Clarence Property has added the A-Grade office tower in the Brisbane CBD to its flagship Clarence Property Diversified Fund.
“We have certainly seen a softening of yields in the office market nationally, but the Brisbane CBD transaction provides a strategic holding in a market that continues to show remarkable strength,” said Ben Somerville, head of capital transactions at Clarence Property.
The 2001-developed 15,161sqm property spans 18 levels and has undergone extensive upgrades over recent years, boasting a 98% occupancy when purchased from the global real estate investment manager, DWS, who spent nearly $143 million on the asset.
“This acquisition represents a strategic counter-cyclical play in a market that we believe is well placed for the future,” said Simon Kennedy, CEO at Clarence Property.
“The property has been acquired at well below replacement cost and the resilience we have seen in Brisbane in recent years positions it as one of the standout office markets nationally.”
Bruce Baker and Peter Chapple from CBRE managed the sale.
Clarence Property Diversified Fund has a focus on in retail, commercial, medical, industrial and childcare assets, in addition to rural and residential sub-division investments.
“It’s an exciting time for Clarence Property with the purchase of this significant asset to add to our already extensive portfolio,” said Peter Fahey, chairman at Clarence Property.
Office market valuations continued to be dragged down by the growing role of hybrid working, with 91% of CEOs are backing hybrid working, according to recent research by International Workplace Group.
With MSCI Real Assets recently estimated that buyers and sellers of office buildings needed to make up a 30% gap on price expectations for the market to return to “normal” liquidity. With office funds driving value declines across all specialist fund types, with office funds seeing 8.7% drop in capital growth for Q2 2024 or its worst quarterly performance since June 2009.
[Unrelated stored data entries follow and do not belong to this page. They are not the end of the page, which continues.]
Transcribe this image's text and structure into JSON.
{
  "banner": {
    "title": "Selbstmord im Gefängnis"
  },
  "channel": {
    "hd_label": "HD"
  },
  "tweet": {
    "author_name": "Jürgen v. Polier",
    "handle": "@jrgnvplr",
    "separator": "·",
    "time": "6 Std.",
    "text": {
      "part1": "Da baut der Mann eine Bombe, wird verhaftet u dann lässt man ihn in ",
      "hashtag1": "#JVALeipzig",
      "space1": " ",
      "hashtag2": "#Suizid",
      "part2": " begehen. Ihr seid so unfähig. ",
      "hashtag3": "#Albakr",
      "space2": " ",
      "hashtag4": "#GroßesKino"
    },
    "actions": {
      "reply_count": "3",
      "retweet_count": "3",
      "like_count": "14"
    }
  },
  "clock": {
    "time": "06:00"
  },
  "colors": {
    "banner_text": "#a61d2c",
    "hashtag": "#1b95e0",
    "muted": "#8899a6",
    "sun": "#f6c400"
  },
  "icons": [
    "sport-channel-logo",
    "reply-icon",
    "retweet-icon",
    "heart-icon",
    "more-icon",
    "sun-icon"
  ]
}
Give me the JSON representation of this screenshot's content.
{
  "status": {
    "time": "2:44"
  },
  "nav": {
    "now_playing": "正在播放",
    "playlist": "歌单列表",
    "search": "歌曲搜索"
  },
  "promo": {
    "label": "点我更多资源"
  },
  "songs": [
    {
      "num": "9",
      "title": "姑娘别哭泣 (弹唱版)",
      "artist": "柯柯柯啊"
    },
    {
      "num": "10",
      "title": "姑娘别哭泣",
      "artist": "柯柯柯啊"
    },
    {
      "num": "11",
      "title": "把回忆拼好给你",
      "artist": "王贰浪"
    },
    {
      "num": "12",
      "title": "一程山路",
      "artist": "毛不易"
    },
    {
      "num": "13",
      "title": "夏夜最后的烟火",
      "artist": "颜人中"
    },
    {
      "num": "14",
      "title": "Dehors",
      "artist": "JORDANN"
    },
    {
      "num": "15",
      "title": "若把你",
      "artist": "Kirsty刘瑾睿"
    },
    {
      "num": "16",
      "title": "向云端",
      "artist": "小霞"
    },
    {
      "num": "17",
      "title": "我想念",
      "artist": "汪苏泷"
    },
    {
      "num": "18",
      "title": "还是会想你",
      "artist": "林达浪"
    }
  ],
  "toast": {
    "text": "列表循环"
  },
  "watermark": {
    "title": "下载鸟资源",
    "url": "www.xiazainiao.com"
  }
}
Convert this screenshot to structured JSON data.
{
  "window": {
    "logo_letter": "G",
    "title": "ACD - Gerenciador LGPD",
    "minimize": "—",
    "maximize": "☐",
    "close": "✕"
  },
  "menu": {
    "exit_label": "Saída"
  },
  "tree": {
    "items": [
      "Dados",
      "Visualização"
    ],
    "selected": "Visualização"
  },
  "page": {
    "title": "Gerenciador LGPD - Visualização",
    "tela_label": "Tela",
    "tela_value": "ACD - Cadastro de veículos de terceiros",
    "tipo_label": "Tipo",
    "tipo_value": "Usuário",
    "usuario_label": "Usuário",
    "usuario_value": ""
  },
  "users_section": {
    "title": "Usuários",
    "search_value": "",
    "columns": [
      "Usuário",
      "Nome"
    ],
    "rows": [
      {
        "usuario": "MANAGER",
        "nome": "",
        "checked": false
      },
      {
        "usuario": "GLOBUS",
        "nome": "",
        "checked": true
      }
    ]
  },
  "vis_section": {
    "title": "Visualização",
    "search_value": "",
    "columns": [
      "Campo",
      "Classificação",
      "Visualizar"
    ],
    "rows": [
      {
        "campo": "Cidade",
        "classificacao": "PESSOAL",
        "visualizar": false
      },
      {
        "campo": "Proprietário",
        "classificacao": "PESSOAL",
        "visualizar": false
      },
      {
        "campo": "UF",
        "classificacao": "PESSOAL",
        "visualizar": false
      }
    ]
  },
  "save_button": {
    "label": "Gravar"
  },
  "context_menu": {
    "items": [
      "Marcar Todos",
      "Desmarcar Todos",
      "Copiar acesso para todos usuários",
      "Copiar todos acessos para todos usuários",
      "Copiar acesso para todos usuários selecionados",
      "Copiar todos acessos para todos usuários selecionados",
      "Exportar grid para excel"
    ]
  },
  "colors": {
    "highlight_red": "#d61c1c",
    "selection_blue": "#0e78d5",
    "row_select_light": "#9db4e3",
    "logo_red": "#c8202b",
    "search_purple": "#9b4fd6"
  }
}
While foreign investment into Australia’s office, retail and industrial markets topped $7 billion in the June quarter, according to JLL preliminary figure.
Australian Unity Office Fund (AOF) recently sold its Parramatta office tower and adjacent car park for $80.5 million or nearly $70 million less than what the asset was valued at just two-and-a-half years ago.
Following the divestment of 94-96 York Street in Beenleigh for $29.7 million, below what AOF paid in 2021 when it bought the then-new building for $33.52 million, and 150 Charlotte Street in Brisbane for $64.5 million.
With Quintessential snapping up 240 Queen Street in Brisbane at a 17% discount to peak valuation, and Dexus offloading a Parramatta building at 60% below its peak valuation.
Cbus Property is spending $310 million to acquire a 50% share of 5 Martin Place in the Sydney CBD, as reported by Australian Property Journal, which had previously shown a valuation of $405 million two years ago.
And Mirvac has just divested the 40 Miller Street, North Sydney office building to Barings for $140 million, and 367 Collins Street in Melbourne for $345 million, with both deals struck at a 20% discount to peak book values.